Yet another simple command-line option parser

I just put in a good example for:

http://rcrchive.net/rcr/show/317

It is a simple option parser that has option defaults and
converts the options to the right type:

# these klass.from_s methods are the meat of the RCR
def Float.from_s(s);s.to_f;end
def Integer.from_s(s);s.to_i;end
def Symbol.from_s(s);s.to_sym;end
def String.from_s(s);s.to_s;end
def Regexp.from_s(s,*other);new(s,*other);end
require 'time.rb'
def Time.from_s(s,*other);Time.parse(s,*other);end

def argv_options(options)
    i = 0
    while arg = ARGV[i]
        if arg[0]==?-
            arg.slice!(0)
            ARGV.slice!(i)
            break if arg=="-" # -- terminates options
            opt = arg.to_sym
            default = options[opt]
            if default
                klass = default.class
                # would need a big case statement w/o RCR 317
                options[opt] = klass.from_s(ARGV.slice!(i))
            elsif default.nil?
                raise("unknown option -#{opt}")
            else # default==false
                options[opt] = true
            end
        else
            i += 1
        end
    end
    options
end

ARGV.replace(%w(
    -n 4
    -multiplier 3.14
    -q
    -title foobar
    -pattern fo+
    -time 5:55PM
    -method downcase
    a b c
))
# option => default (or false for a flag)
argv_options(
    :n => 1,
    :multiplier => 1.0,
    :q => false,
    :title => "hello world!",
    :pattern => /.*/,
    :time => Time.new,
    :method => :to_s
)

If you have an opinion about the usefulness of this RCR, go
vote and give a comment. I didn't have an example before to
show it in action.

···

__________________________________________________
Do You Yahoo!?
Tired of spam? Yahoo! Mail has the best spam protection around
http://mail.yahoo.com

That's pretty interesting Eric, to grab the type off the default.
I think I'll add that to CommandLine::OptionParser.
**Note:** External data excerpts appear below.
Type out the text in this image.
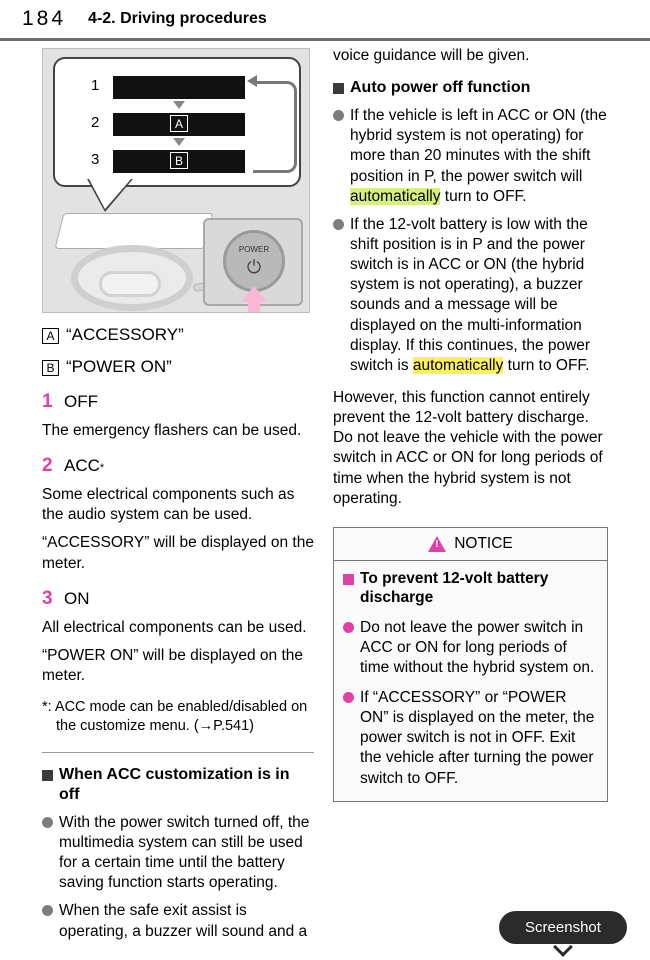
184 4-2. Driving procedures
1
2
3
A
B
POWER
⏻
A “ACCESSORY”
B “POWER ON”
1 OFF

The emergency flashers can be used.

2 ACC *

Some electrical components such as the audio system can be used.

“ACCESSORY” will be displayed on the meter.

3 ON

All electrical components can be used.

“POWER ON” will be displayed on the meter.

*: ACC mode can be enabled/disabled on the customize menu. (→P.541)
When ACC customization is in off
With the power switch turned off, the multimedia system can still be used for a certain time until the battery saving function starts operating.
When the safe exit assist is operating, a buzzer will sound and a

voice guidance will be given.

Auto power off function
If the vehicle is left in ACC or ON (the hybrid system is not operating) for more than 20 minutes with the shift position in P, the power switch will automatically turn to OFF.
If the 12-volt battery is low with the shift position is in P and the power switch is in ACC or ON (the hybrid system is not operating), a buzzer sounds and a message will be displayed on the multi-information display. If this continues, the power switch is automatically turn to OFF.

However, this function cannot entirely prevent the 12-volt battery discharge. Do not leave the vehicle with the power switch in ACC or ON for long periods of time when the hybrid system is not operating.

!
NOTICE
To prevent 12-volt battery discharge
Do not leave the power switch in ACC or ON for long periods of time without the hybrid system on.
If “ACCESSORY” or “POWER ON” is displayed on the meter, the power switch is not in OFF. Exit the vehicle after turning the power switch to OFF.
Screenshot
However, I'm still not sure if I like the #from_s form,
but I can see the utility of it. For the common cases,
I can use a simple case statement:

  case default
    when Float then Float(arg)
    when Fixnum then Integer(arg)
  end

But, as you can see with even these simple cases, there
are big issues and big questions to answer.
1. Fixnum does not match Integer
2. Do we use to_i or Integer(#) - Integer raises and to_i does not
3. Do we use Float or to_f - Float raises and to_f does not

Then, there are the tougher cases like

  require 'parsedate'
  case default
    when Time then Time.gm(*ParseDate.parsedate(arg))
    when Fixnum arg.to_i # what if yield bignum
  end

where we have to use a help class and helper method (not new) to get
the object we want. Or if the conversion method
returns something other than what we requested, like
Bignum instead of Fixnum.

Sadly, the #from_s RCR doesn't seem to address any of these issues.

···

ARGV.replace(%w(
    -n 4
    -multiplier 3.14
    -q
    -title foobar
    -pattern fo+
    -time 5:55PM
    -method downcase
    a b c
))
# option => default (or false for a flag)
argv_options(
    :n => 1,
    :multiplier => 1.0,
    :q => false,
    :title => "hello world!",
    :pattern => /.*/,
    :time => Time.new,
    :method => :to_s
)

--
Jim Freeze

Thanks for the input Jim. Comments below. I'm also putting
this in the RCR comments.

That's pretty interesting Eric, to grab the type off the
default.
I think I'll add that to CommandLine::OptionParser.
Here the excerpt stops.